Bahriye Üçok, tam bir cumhuriyetçi ve laiklik savunucusuydu. Üniversitede öğrencilerine ders veriyordu. Aynı zamanda SHP'nin laiklik raporunu hazırlamakla uğraşıyordu. Bir süredir savunduğu değerler yüzünden tehdit ediliyordu. Eve kargo ile bir paket geldi. Kızı, kargodan gelen not üzerine paketi aldı ve evin girişine koydu. Üçok paketi açar açmaz içine konulan bomba patladı. Oracıkta yere yığıldı, kolları ve bir bacağı kopmuştu. Hastaneye kaldırılsa da kurtarılamadı.
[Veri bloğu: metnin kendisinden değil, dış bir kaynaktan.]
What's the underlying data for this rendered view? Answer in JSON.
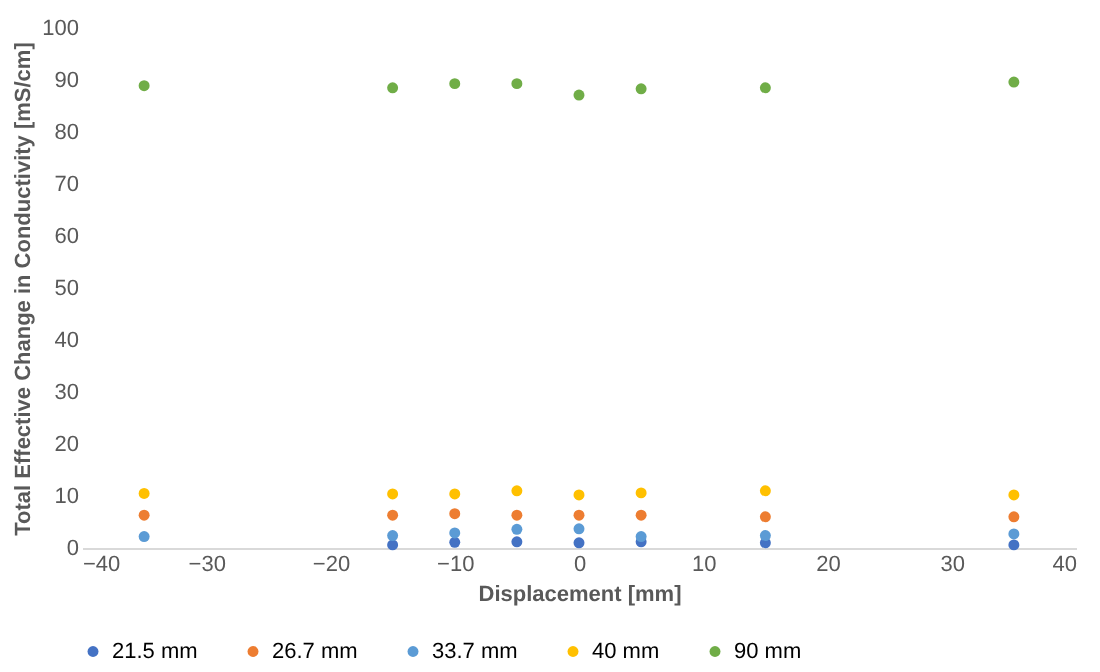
{
  "chart_data": {
    "type": "scatter",
    "xlabel": "Displacement [mm]",
    "ylabel": "Total Effective Change  in Conductivity [mS/cm]",
    "x": [
      -35,
      -15,
      -10,
      -5,
      0,
      5,
      15,
      35
    ],
    "series": [
      {
        "name": "21.5 mm",
        "color": "#4472c4",
        "values": [
          null,
          0.6,
          1.1,
          1.2,
          1.0,
          1.2,
          1.0,
          0.6
        ]
      },
      {
        "name": "26.7 mm",
        "color": "#ed7d31",
        "values": [
          6.3,
          6.3,
          6.6,
          6.3,
          6.3,
          6.3,
          6.0,
          6.0
        ]
      },
      {
        "name": "33.7 mm",
        "color": "#5b9bd5",
        "values": [
          2.2,
          2.4,
          2.9,
          3.6,
          3.7,
          2.2,
          2.4,
          2.7
        ]
      },
      {
        "name": "40 mm",
        "color": "#ffc000",
        "values": [
          10.5,
          10.4,
          10.4,
          11.0,
          10.2,
          10.6,
          11.0,
          10.2
        ]
      },
      {
        "name": "90 mm",
        "color": "#70ad47",
        "values": [
          88.9,
          88.5,
          89.3,
          89.3,
          87.1,
          88.3,
          88.5,
          89.6
        ]
      }
    ],
    "xlim": [
      -40,
      40
    ],
    "xticks": [
      -40,
      -30,
      -20,
      -10,
      0,
      10,
      20,
      30,
      40
    ],
    "ylim": [
      0,
      100
    ],
    "yticks": [
      0,
      10,
      20,
      30,
      40,
      50,
      60,
      70,
      80,
      90,
      100
    ],
    "grid": false,
    "legend": "bottom",
    "marker": "circle"
  }
}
Uğur Mumcu, karlı bir pazar günü evden ayrıldı. Hemen ardından eşi ve kızı da onunla gelecekti. Önden arabaya bindi ve muhtemelen kontağı çevirdi. O sırada çok büyük bir patlama oldu. Kızı, önce trafonun patladığını sandı. Ancak acı gerçek tüm aileyi bütün hayatları boyunca esir alacaktı. Uğur Mumcu, araştırmacı gazeteciliğin simge ismiydi. Onun uzun uzadıya yaptığı incelemeler sonrasında kaleme aldığı yazılarla pek çok karanlık aydınlığa taşınmıştı.